Keephills is the newest one, 766 MW net capacity, burning 3.2 Mt of coal/yr. That works out to 7.5 MJ/kg coal. Sundance is larger, 2020 MW, 6 units (boiler, turbine, and generator), three stacks, 9Mt/yr of coal (7 MJ/kg coal). A typical heating value for subbituminous coal, the kind mined at Highvale, is 20-21 MJ/kg, and the newest units at Keephills are supposed to be something like 38% efficient, so these numbers make sense. Since a kWh is 3.6 MJ, it takes about 0.5 kg C to make one, releasing 1.8 kg CO2. So that’s about how much CO2 my electric power releases.

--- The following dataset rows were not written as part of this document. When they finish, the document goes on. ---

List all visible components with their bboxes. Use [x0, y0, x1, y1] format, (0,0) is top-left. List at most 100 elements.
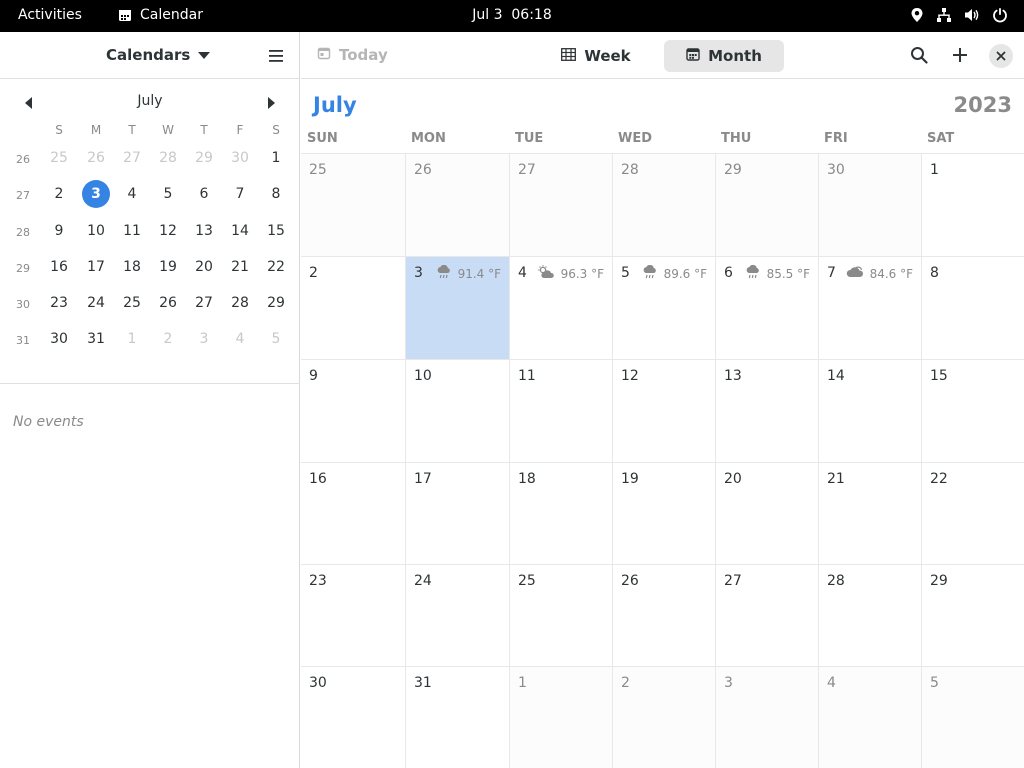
day-cell[interactable]: 8 — [921, 256, 1024, 359]
day-cell[interactable]: 9 — [301, 359, 405, 462]
day-cell[interactable]: 17 — [405, 462, 509, 564]
day-cell[interactable]: 23 — [301, 564, 405, 666]
day-cell[interactable]: 15 — [921, 359, 1024, 462]
day-cell[interactable]: 19 — [612, 462, 715, 564]
mini-day[interactable]: 9 — [44, 216, 74, 246]
mini-day[interactable]: 4 — [225, 324, 255, 354]
day-cell[interactable]: 22 — [921, 462, 1024, 564]
today-button[interactable]: Today — [317, 46, 388, 64]
week-grid-icon — [561, 47, 577, 65]
day-cell[interactable]: 6 85.5 °F — [715, 256, 818, 359]
previous-month-icon[interactable] — [24, 95, 34, 114]
day-cell[interactable]: 30 — [301, 666, 405, 768]
day-cell[interactable]: 2 — [612, 666, 715, 768]
mini-day[interactable]: 3 — [189, 324, 219, 354]
day-cell[interactable]: 12 — [612, 359, 715, 462]
day-cell[interactable]: 13 — [715, 359, 818, 462]
mini-day[interactable]: 7 — [225, 179, 255, 209]
day-cell[interactable]: 29 — [921, 564, 1024, 666]
day-cell[interactable]: 21 — [818, 462, 921, 564]
mini-day[interactable]: 5 — [261, 324, 291, 354]
app-menu[interactable]: Calendar — [118, 7, 203, 23]
mini-day[interactable]: 26 — [153, 288, 183, 318]
day-cell[interactable]: 11 — [509, 359, 612, 462]
day-cell[interactable]: 7 84.6 °F — [818, 256, 921, 359]
day-cell[interactable]: 3 — [715, 666, 818, 768]
month-view-button[interactable]: Month — [664, 40, 784, 72]
day-cell[interactable]: 5 — [921, 666, 1024, 768]
day-cell[interactable]: 18 — [509, 462, 612, 564]
mini-day[interactable]: 15 — [261, 216, 291, 246]
day-cell[interactable]: 10 — [405, 359, 509, 462]
mini-day[interactable]: 22 — [261, 252, 291, 282]
add-event-icon[interactable] — [951, 46, 969, 68]
mini-day[interactable]: 31 — [81, 324, 111, 354]
mini-day[interactable]: 16 — [44, 252, 74, 282]
mini-day[interactable]: 27 — [189, 288, 219, 318]
mini-day[interactable]: 17 — [81, 252, 111, 282]
mini-day[interactable]: 1 — [117, 324, 147, 354]
mini-day[interactable]: 29 — [189, 143, 219, 173]
mini-day[interactable]: 2 — [44, 179, 74, 209]
mini-day[interactable]: 26 — [81, 143, 111, 173]
day-cell-today[interactable]: 3 91.4 °F — [405, 256, 509, 359]
day-cell[interactable]: 1 — [509, 666, 612, 768]
day-cell[interactable]: 27 — [715, 564, 818, 666]
close-window-icon[interactable] — [989, 44, 1013, 68]
mini-day[interactable]: 24 — [81, 288, 111, 318]
mini-day[interactable]: 2 — [153, 324, 183, 354]
mini-day[interactable]: 25 — [117, 288, 147, 318]
day-cell[interactable]: 4 96.3 °F — [509, 256, 612, 359]
mini-day[interactable]: 21 — [225, 252, 255, 282]
day-cell[interactable]: 29 — [715, 153, 818, 256]
system-tray[interactable] — [910, 7, 1008, 23]
day-cell[interactable]: 31 — [405, 666, 509, 768]
mini-day[interactable]: 20 — [189, 252, 219, 282]
mini-day[interactable]: 8 — [261, 179, 291, 209]
mini-day[interactable]: 28 — [153, 143, 183, 173]
activities-button[interactable]: Activities — [18, 7, 82, 23]
mini-day[interactable]: 19 — [153, 252, 183, 282]
day-cell[interactable]: 16 — [301, 462, 405, 564]
mini-day[interactable]: 30 — [225, 143, 255, 173]
day-number: 20 — [724, 471, 742, 487]
day-cell[interactable]: 14 — [818, 359, 921, 462]
day-cell[interactable]: 1 — [921, 153, 1024, 256]
day-cell[interactable]: 25 — [301, 153, 405, 256]
mini-day[interactable]: 13 — [189, 216, 219, 246]
mini-day[interactable]: 5 — [153, 179, 183, 209]
mini-day[interactable]: 6 — [189, 179, 219, 209]
calendars-dropdown-button[interactable]: Calendars — [106, 46, 211, 64]
mini-day[interactable]: 11 — [117, 216, 147, 246]
hamburger-menu-icon[interactable] — [268, 48, 284, 67]
mini-day[interactable]: 4 — [117, 179, 147, 209]
day-cell[interactable]: 20 — [715, 462, 818, 564]
day-cell[interactable]: 26 — [405, 153, 509, 256]
mini-day[interactable]: 25 — [44, 143, 74, 173]
mini-day[interactable]: 1 — [261, 143, 291, 173]
next-month-icon[interactable] — [266, 95, 276, 114]
day-cell[interactable]: 28 — [612, 153, 715, 256]
mini-day[interactable]: 29 — [261, 288, 291, 318]
mini-day[interactable]: 28 — [225, 288, 255, 318]
mini-day[interactable]: 23 — [44, 288, 74, 318]
mini-day[interactable]: 14 — [225, 216, 255, 246]
mini-day[interactable]: 18 — [117, 252, 147, 282]
search-icon[interactable] — [910, 46, 928, 68]
mini-day[interactable]: 30 — [44, 324, 74, 354]
mini-day[interactable]: 27 — [117, 143, 147, 173]
day-cell[interactable]: 4 — [818, 666, 921, 768]
day-cell[interactable]: 30 — [818, 153, 921, 256]
day-cell[interactable]: 2 — [301, 256, 405, 359]
day-cell[interactable]: 25 — [509, 564, 612, 666]
mini-day[interactable]: 12 — [153, 216, 183, 246]
day-cell[interactable]: 28 — [818, 564, 921, 666]
day-cell[interactable]: 5 89.6 °F — [612, 256, 715, 359]
mini-day[interactable]: 10 — [81, 216, 111, 246]
day-cell[interactable]: 24 — [405, 564, 509, 666]
week-view-button[interactable]: Week — [555, 40, 637, 72]
mini-day-selected[interactable]: 3 — [82, 180, 110, 209]
clock[interactable]: Jul 3 06:18 — [472, 7, 552, 23]
day-cell[interactable]: 26 — [612, 564, 715, 666]
day-cell[interactable]: 27 — [509, 153, 612, 256]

I can now, at long last, work out the GHG emissions due to my ebike. A full charge contains 24 V * 12 A-h = 0.288 kWh, * 1.8 kg CO2/kWh = 0.52 kg CO2, and using a 20 km range, this works out to 26 g CO2 / km. This may be an optimistic number: I’ve only tried going a full round trip of 20 km a couple of times, and the second time the bike left me pedalling myself a km or so from home. Also, it doesn’t take into account the pedalling work I’m putting in (substantial), charger efficiency (pretty good in general, but my particularly old-fashioned charger could be as bad as 50%), transmission losses from the plant (probably just a few percent), or the fact that the average power I’m consuming may not be as efficiently generated as the newest generator installed at the local plant. Still, it’s workable as a rough best case. For comparison, a Smart fortwo emits 90 g CO2/ km (Chrysler spec), and my car emits about 180 g CO2/km (at 8.0 liters gas / 100 km and 2.2 kg CO2/liter gas, computed assuming gas is pure octane). So, best case, we’re reducing GHG, definitely by some, likely by a factor of 3 to 7, and certainly less than 10. In my understanding, ten-fold is the important target. Ten-fold reductions would allow India and China to develop to first world lifestyles while moderating anthropogenic climate impact enough to matter. The real story here is how hard 10x is to achieve, even in nearly ideal circumstances (short commute, beautiful weather, committed participant). In other words, get ready for a warmer planet.
The thing is, an ICE scooter would probably do as well, be more fun, and get me to work faster. One number I found on a 50 cc four-stroke says 1.3 l/100 km, which means 29 g CO2/km, in the ball-park of the coal-powered bicycle. Of course, any gasoline consumption still funds global terrorism, and pollution emissions per km from small ICEs like scooters tend to exceed (by a lot!) even large modern cars, so there are some tradeoffs. Not to mention my wife might classify them as a motorcycle.